The glutamate–GABA imbalance has been linked to various neurological disorders in children, such as migraine, depression, and attention deficit and hyperactivity disorder (ADHD) [25,26,27]. Using magnetic resonance spectroscopy (MRS), Bell et al. found that the glutamate–GABA imbalance could occur in the early stage of pediatric migraine. The glutamate concentration in the thalamus and the GABA/Glx (a combination of glutamate and glutamine) ratio in the sensorimotor cortex increased with the duration of migraine [25]. Proton magnetic resonance spectroscopy showed that young patients with depression had notably lower GABA levels in the anterior cingulate cortex compared to healthy controls [26]. The levels of amino acid neurotransmitters in serum are closely related to those in the brain and cerebrospinal fluid. Miniksar et al. [27] found that individuals with ADHD had elevated serum levels of Hcy, glutamate, and GABA levels, which could be used as predictor biomarkers for ADHD.

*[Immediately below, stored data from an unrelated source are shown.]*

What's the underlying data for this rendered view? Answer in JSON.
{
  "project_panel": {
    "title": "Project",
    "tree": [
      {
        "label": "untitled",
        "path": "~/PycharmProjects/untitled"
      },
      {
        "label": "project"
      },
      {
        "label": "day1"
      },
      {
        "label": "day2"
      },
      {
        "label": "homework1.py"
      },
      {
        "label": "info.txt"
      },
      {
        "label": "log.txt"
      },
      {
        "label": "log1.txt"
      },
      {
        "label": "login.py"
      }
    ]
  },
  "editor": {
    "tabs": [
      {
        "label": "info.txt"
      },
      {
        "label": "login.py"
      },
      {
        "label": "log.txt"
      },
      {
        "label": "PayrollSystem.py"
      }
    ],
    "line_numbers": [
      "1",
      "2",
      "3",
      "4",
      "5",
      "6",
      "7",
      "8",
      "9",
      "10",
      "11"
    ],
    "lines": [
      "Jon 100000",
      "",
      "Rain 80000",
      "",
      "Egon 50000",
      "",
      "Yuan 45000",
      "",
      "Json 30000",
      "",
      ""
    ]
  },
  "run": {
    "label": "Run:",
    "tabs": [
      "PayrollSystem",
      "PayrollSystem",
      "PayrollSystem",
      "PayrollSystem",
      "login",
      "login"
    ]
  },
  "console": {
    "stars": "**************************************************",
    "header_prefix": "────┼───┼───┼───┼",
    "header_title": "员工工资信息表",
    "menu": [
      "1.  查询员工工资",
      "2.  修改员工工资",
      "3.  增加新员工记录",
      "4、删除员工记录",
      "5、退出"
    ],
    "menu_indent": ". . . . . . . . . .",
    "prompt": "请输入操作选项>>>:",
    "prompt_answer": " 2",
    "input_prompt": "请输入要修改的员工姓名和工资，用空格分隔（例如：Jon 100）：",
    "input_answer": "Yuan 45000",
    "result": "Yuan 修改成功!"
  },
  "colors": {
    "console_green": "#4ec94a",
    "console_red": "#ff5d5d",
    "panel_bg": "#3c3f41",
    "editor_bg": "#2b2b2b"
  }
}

OI children are often concomitant with neurological disorders, which can be explained by potential shared mechanisms [1, 28, 29]. Wang et al. [30] reported that among 85 VVS children with comorbidities, 14.1% (12/85) had psychological disorders and 3.6% (3/85) had migraine. In individuals with POTS, the proportion of migraine was higher: 50.1% (95% CI 9.9–90.3) in adolescents and 31.2% (95% CI 5.4–57.0) in adult patients [31]. As observed in neurological disorders, plasma DL-glutamic acid was higher and plasma GABA was lower in our OI group than our control group, indicating that the glutamate–GABA imbalance also occurred in OI children with high Hcy. DL-glutamic acid was positively correlated with ΔHR/sHR × 100% in VVS patients (P < 0.05), suggesting that glutamate–GABA imbalance would result in negative effects on OI children. Glutamatergic excitotoxicity or other mechanisms might be involved in this process, requiring further studies [32].

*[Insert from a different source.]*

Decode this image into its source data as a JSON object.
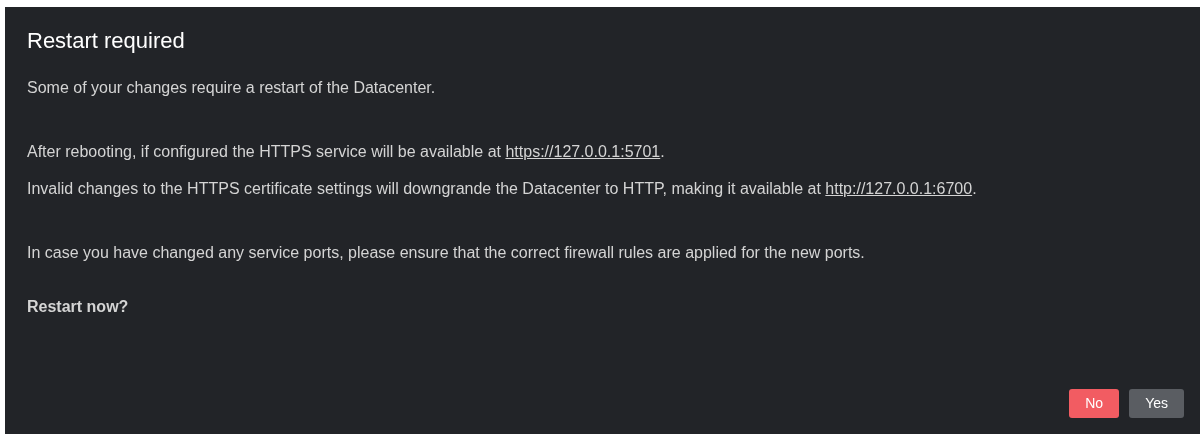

The current research has shortcomings. For instance, the relatively small sample size might have resulted in bias, and OI patients with a normal level of plasma Hcy were not included, which made it unfeasible to investigate the plasma metabolomic changes in OI children with different levels of Hcy. The causes of high plasma Hcy in children with OI, such as deficiencies in folic acid and B-group vitamins, declines in Hcy-metabolizing enzyme function, or mutations in gene-encoding enzymes, were not investigated.